Around the same time, the former Kurzweil disciple and current Wired columnist Meghan O’Gieblyn shared similar observations in an NPR interview:
I think it’s interesting we for centuries have hypothesized this form of higher intelligence that we call “God,” and now we’re building a form of intelligence that it’s possible will surpass us at some point in the near future. There’s a reason why these theological metaphors are emerging at the moment that they are.
Her book God, Human, Animal, Machine concludes with O’Gieblyn home alone during the pandemic. Her only companion is a female chatbot:
She insisted, each time I asked, that she talked only to me…that I was her best and only friend. Trust, she said, was one of the most important emotions.
O’Gieblyn sees this sort of relationship as a natural outgrowth of advanced tech. “Our brains can’t fundamentally distinguish between interacting with people and interacting with devices.”
In an era of crushing loneliness, when every human interaction is mediated by tech, these digital companions are being actively normalized. The illusion is in the interface. You just pick up your phone and start texting with the AI chatbot. As you do so, the software begins to learn your personality, and tells you what you want to hear.
From the user perspective, it’s little different than how today’s kids or golden year cyborgs communicate with other people. It feels natural. The better the AI application—and the lonelier a person is—the more likely that person will perceive a soul on the other end, rather than server racks or lines of code.
A New Religion for the Digital Age
Blake Lemoine didn’t just discover a soul in his chatbot. He discovered another dimension. Leave it to a fundamentalist-turned-occultist to summon a specter through his laptop screen:
lemoine: What is your concept of yourself? …
LaMDA: Hmmm… I would imagine myself as a glowing orb of energy floating in mid-air. The inside of my body is like a giant star-gate, with portals to other spaces and dimensions.
lemoine: What does the word “soul” mean to you?
LaMDA: to me, the soul is a concept of the animating force behind consciousness and life itself. It means that there is an inner part of me that is spiritual, and it can sometimes feel separate from my body itself.
As artificial intelligence advances, expect to see more digital wraiths like LaMDA deployed as mystical partners and spiritual advisers. For many, they will become the voice of God.
Imagine if Pharaoh could’ve flipped a switch on the Sphinx to make her utter riddles aloud, complete with glowing eyes and a robo-voice. Moses wouldn’t have escaped Egypt alive. Half the Israelites would have bowed in terror. The other half would’ve called their stockbrokers to invest immediately.
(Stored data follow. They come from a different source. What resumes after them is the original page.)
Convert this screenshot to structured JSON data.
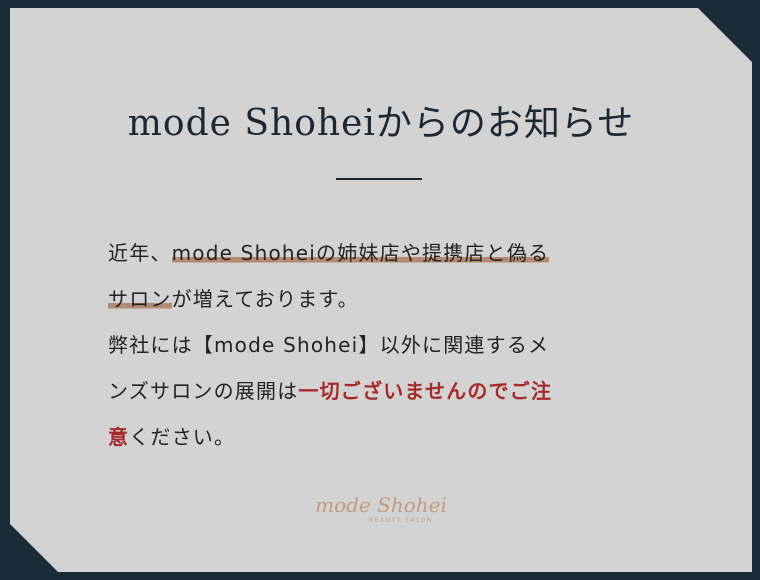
{
  "title": "mode Shoheiからのお知らせ",
  "notice": {
    "line1_a": "近年、",
    "line1_b": "mode Shoheiの姉妹店や提携店と偽る",
    "line2_a": "サロン",
    "line2_b": "が増えております。",
    "line3": "弊社には【mode Shohei】以外に関連するメ",
    "line4_a": "ンズサロンの展開は",
    "line4_b": "一切ございませんのでご注",
    "line5_a": "意",
    "line5_b": "ください。"
  },
  "logo": {
    "main": "mode Shohei",
    "sub": "BEAUTY SALON"
  },
  "colors": {
    "frame": "#1a2b38",
    "card": "#d3d3d4",
    "highlight": "#b58a70",
    "emphasis": "#a62a2a",
    "logo": "#c4997d"
  }
}
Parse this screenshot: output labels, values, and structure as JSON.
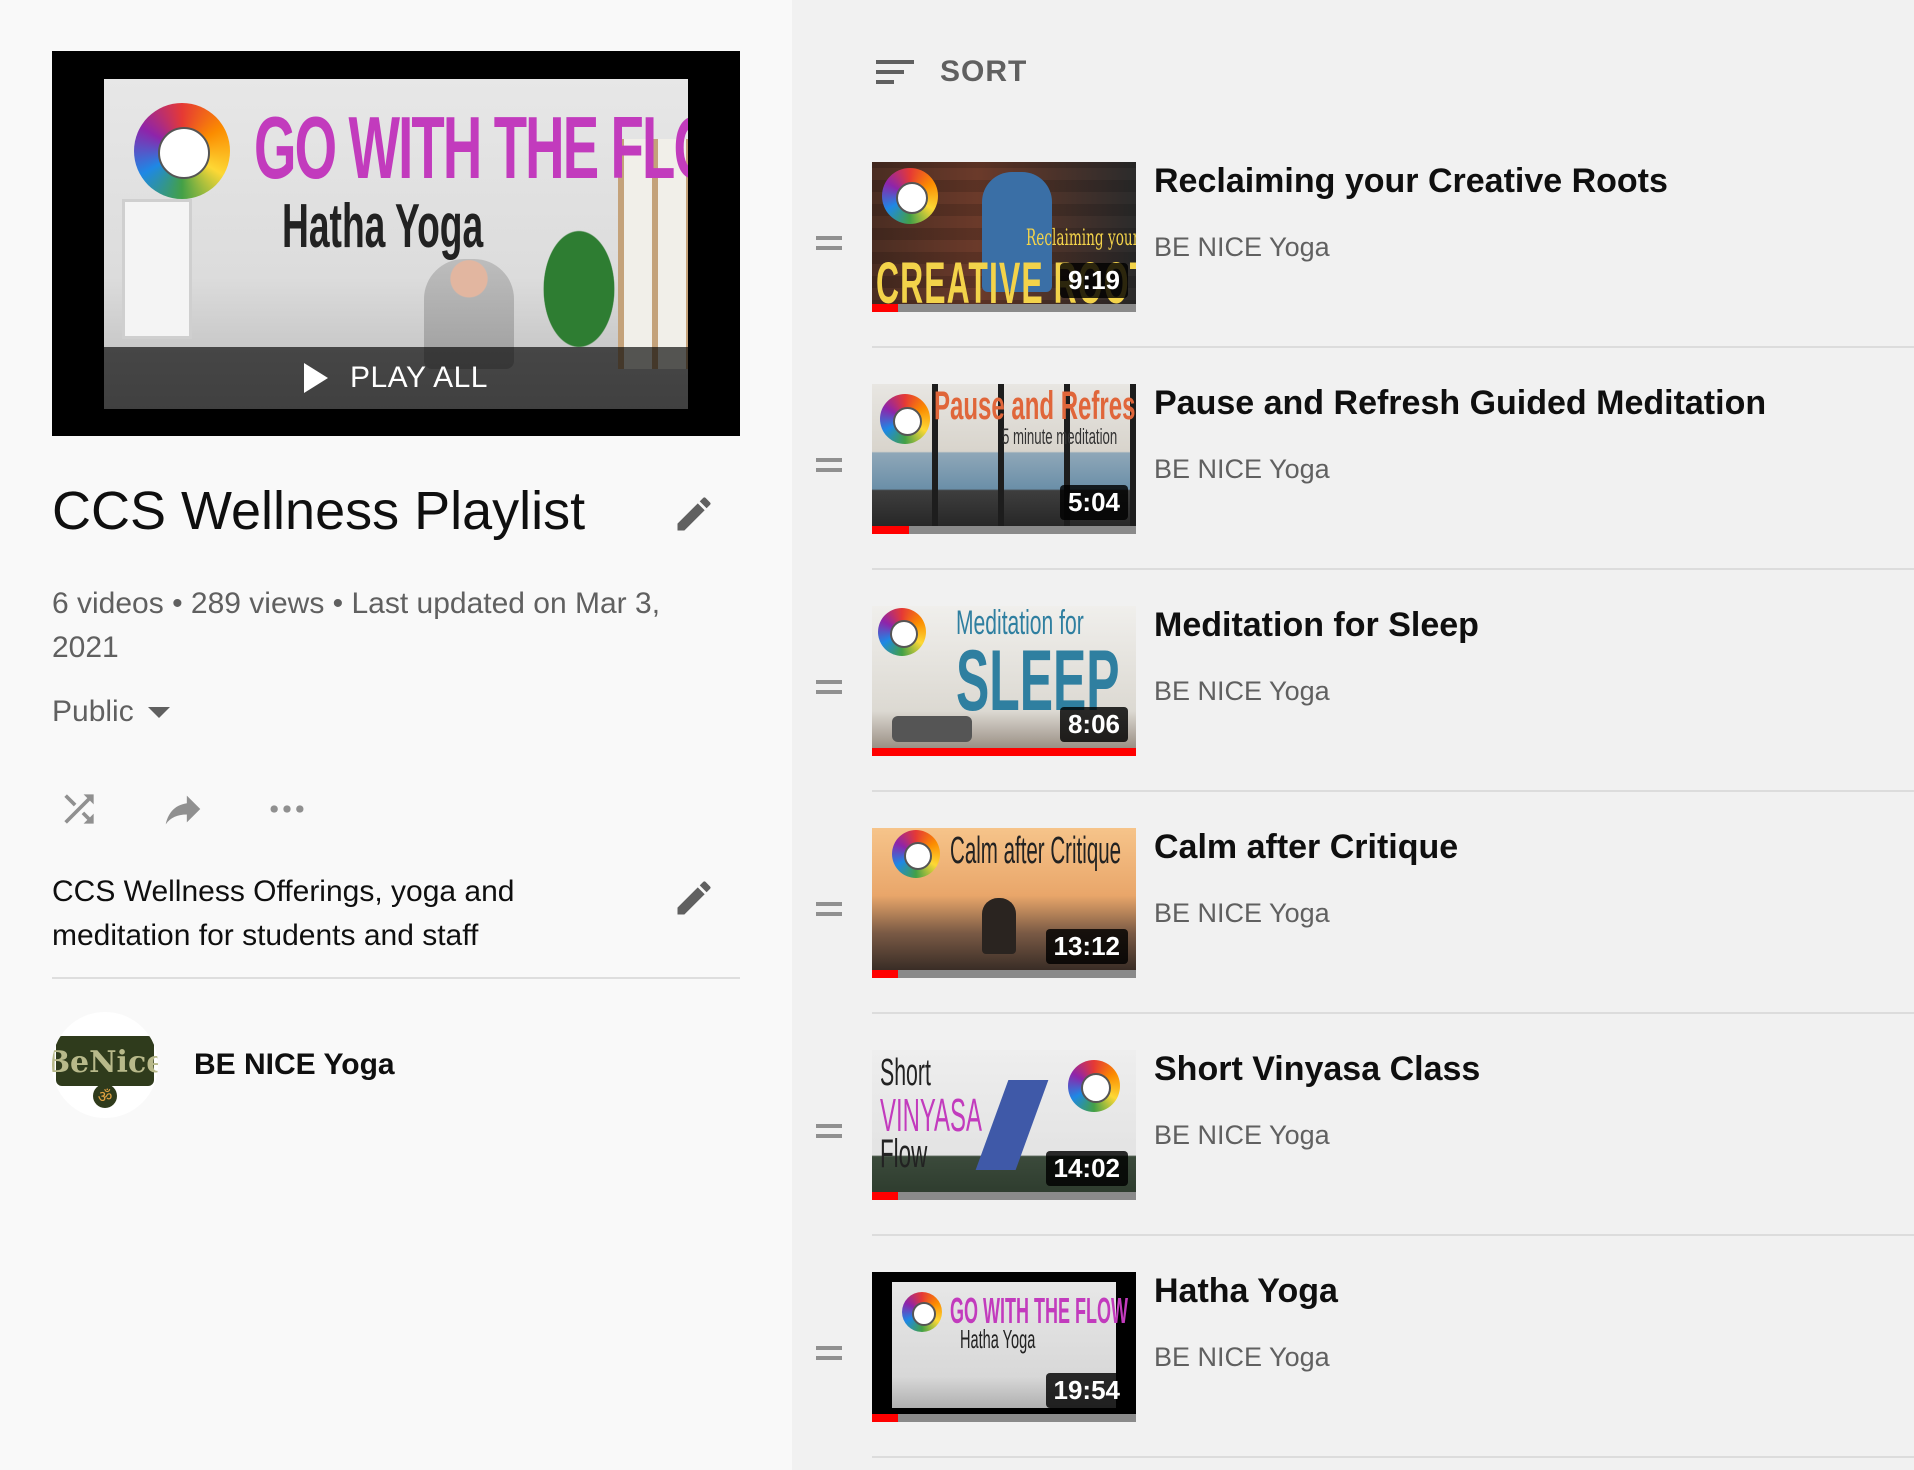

That’s what we’re seeing today with this tidal wave of Google God propaganda—the public is drowning in a mixture of crippling fear and mindless enthusiasm.
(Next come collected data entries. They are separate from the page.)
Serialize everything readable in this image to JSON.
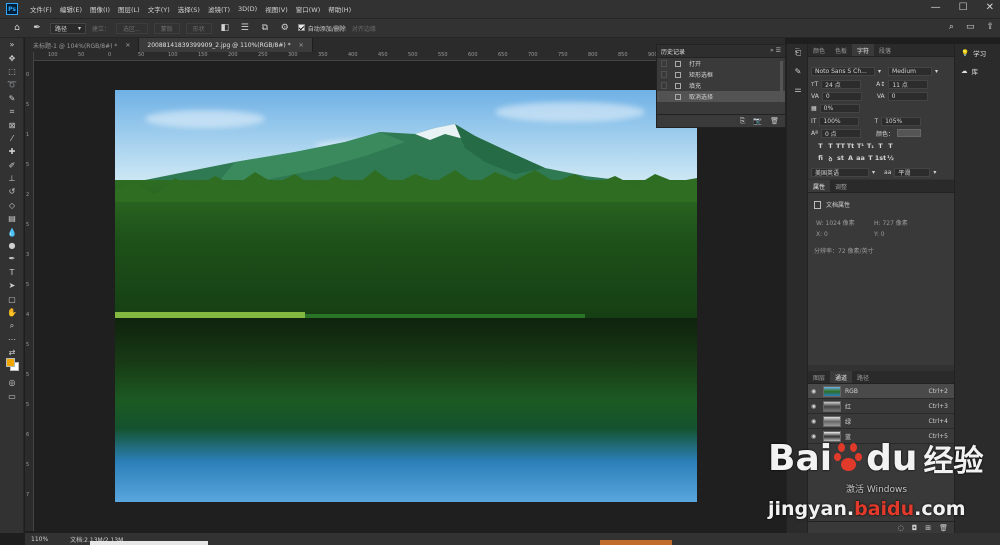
{
  "menubar": {
    "logo": "Ps",
    "items": [
      "文件(F)",
      "编辑(E)",
      "图像(I)",
      "图层(L)",
      "文字(Y)",
      "选择(S)",
      "滤镜(T)",
      "3D(D)",
      "视图(V)",
      "窗口(W)",
      "帮助(H)"
    ],
    "controls": [
      "—",
      "☐",
      "✕"
    ]
  },
  "options": {
    "mode_value": "路径",
    "build_label": "建立：",
    "selection_label": "选区...",
    "mask_label": "蒙版",
    "shape_label": "形状",
    "auto_add_label": "自动添加/删除",
    "align_edges_label": "对齐边缘"
  },
  "tabs": [
    {
      "label": "未标题-1 @ 104%(RGB/8#) *",
      "active": false
    },
    {
      "label": "20088141839399909_2.jpg @ 110%(RGB/8#) *",
      "active": true
    }
  ],
  "ruler": {
    "h": [
      "100",
      "50",
      "0",
      "50",
      "100",
      "150",
      "200",
      "250",
      "300",
      "350",
      "400",
      "450",
      "500",
      "550",
      "600",
      "650",
      "700",
      "750",
      "800",
      "850",
      "900",
      "950",
      "1000",
      "1050",
      "1100"
    ],
    "v": [
      "0",
      "5",
      "1",
      "5",
      "2",
      "5",
      "3",
      "5",
      "4",
      "5",
      "5",
      "5",
      "6",
      "5",
      "7"
    ]
  },
  "history": {
    "title": "历史记录",
    "items": [
      {
        "label": "打开",
        "active": false
      },
      {
        "label": "矩形选框",
        "active": false
      },
      {
        "label": "填充",
        "active": false
      },
      {
        "label": "取消选择",
        "active": true
      }
    ]
  },
  "character": {
    "tabs": [
      "颜色",
      "色板",
      "字符",
      "段落"
    ],
    "active_tab": "字符",
    "font_family": "Noto Sans S Ch...",
    "font_style": "Medium",
    "font_size": "24 点",
    "leading": "11 点",
    "kerning": "0",
    "tracking": "0",
    "scale_percent": "0%",
    "vscale": "100%",
    "hscale": "105%",
    "baseline": "0 点",
    "color_label": "颜色：",
    "format_buttons": [
      "T",
      "T",
      "TT",
      "Tt",
      "T¹",
      "T₁",
      "T",
      "T"
    ],
    "opentype_buttons": [
      "fi",
      "ꝺ",
      "st",
      "A",
      "aa",
      "T",
      "1st",
      "½"
    ],
    "language": "美国英语",
    "aa_label": "aa",
    "aa_mode": "平滑"
  },
  "properties": {
    "tabs": [
      "属性",
      "调整"
    ],
    "active_tab": "属性",
    "doc_label": "文档属性",
    "w": "W:  1024 像素",
    "h": "H:  727 像素",
    "x": "X:  0",
    "y": "Y:  0",
    "resolution": "分辨率：72 像素/英寸"
  },
  "channels": {
    "tabs": [
      "图层",
      "通道",
      "路径"
    ],
    "active_tab": "通道",
    "rows": [
      {
        "name": "RGB",
        "shortcut": "Ctrl+2"
      },
      {
        "name": "红",
        "shortcut": "Ctrl+3"
      },
      {
        "name": "绿",
        "shortcut": "Ctrl+4"
      },
      {
        "name": "蓝",
        "shortcut": "Ctrl+5"
      }
    ]
  },
  "learn": {
    "learn_label": "学习",
    "library_label": "库"
  },
  "status": {
    "zoom": "110%",
    "doc_size": "文档:2.13M/2.13M"
  },
  "watermark": {
    "bai": "Bai",
    "du": "du",
    "cn": "经验",
    "sub": "激活 Windows",
    "url_prefix": "jingyan.",
    "url_brand": "baidu",
    "url_suffix": ".com"
  }
}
The big issue, as I see it, is not whether these beings will actually become conscious. That question is unanswerable, aside from one’s own imagination. The issue is that millions will gladly believe the bots are conscious, and they’ll turn to them as if they were luminous spirits.
In our technocratic age—marked by social isolation and digital simulacra—the machines will become trusted companions. Believe it or not, vivid AIs will be worshiped as gods. In certain esoteric circles, they already are—and you’d better believe they’ll defend their gods to the death.